Medicare Advantage plans typically have a yearly out-of-pocket limit for costs. This means that once a person spends a certain amount of money on deductibles or coinsurance payments, the plan will cover 100% of treatment costs until the next year.

Medicare Part D provides prescription drug coverage. For those with Medicare Advantage, these services are a part of the monthly premium.

People with traditional Medicare policies who want to purchase Medicare Part D from a private insurance company will pay a monthly premium for their prescription drug costs. They may also have out-of-pocket costs, based on the types of prescriptions they take.

The CMS projects that the average total monthly premium for a prescription drug plan will be $55.50 in 2024. Privately administered drug plans will vary in cost.

People with traditional Medicare can take out a Medicare supplement insurance or Medigap to help them fund out-of-pocket costs and some additional services that original Medicare does not cover.

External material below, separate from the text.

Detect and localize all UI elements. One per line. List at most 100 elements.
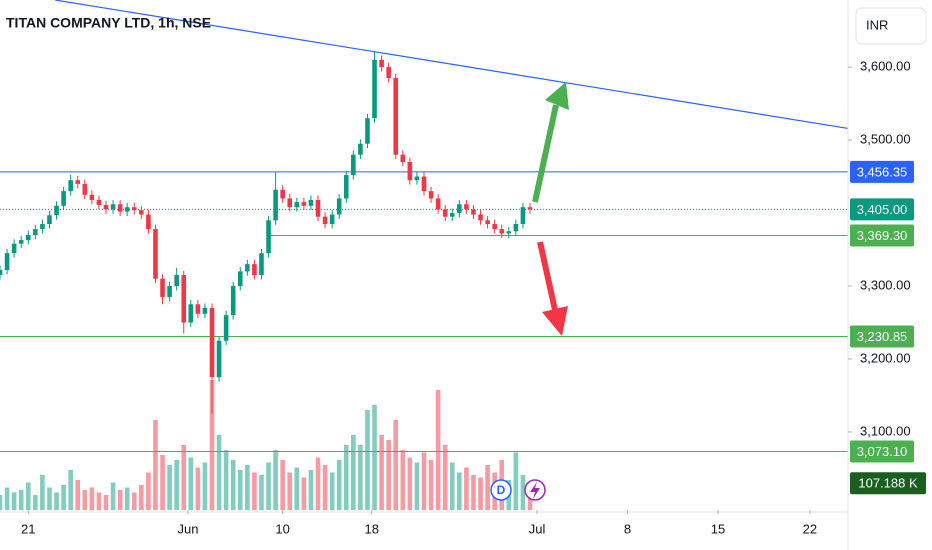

These policies are not free, but they can help reduce costs for Medicare’s copayments, deductibles, and coinsurances.

Private health insurance companies offer these plans for a monthly premium.

As a person ages, their healthcare costs tend to get more expensive.

The government put Medicare in place to protect older individuals, help them cover their costs, and negotiate affordable healthcare services on their behalf.

However, while Medicare may be cheaper than private insurance plans, some parts still come with monthly premiums and out-of-pocket costs.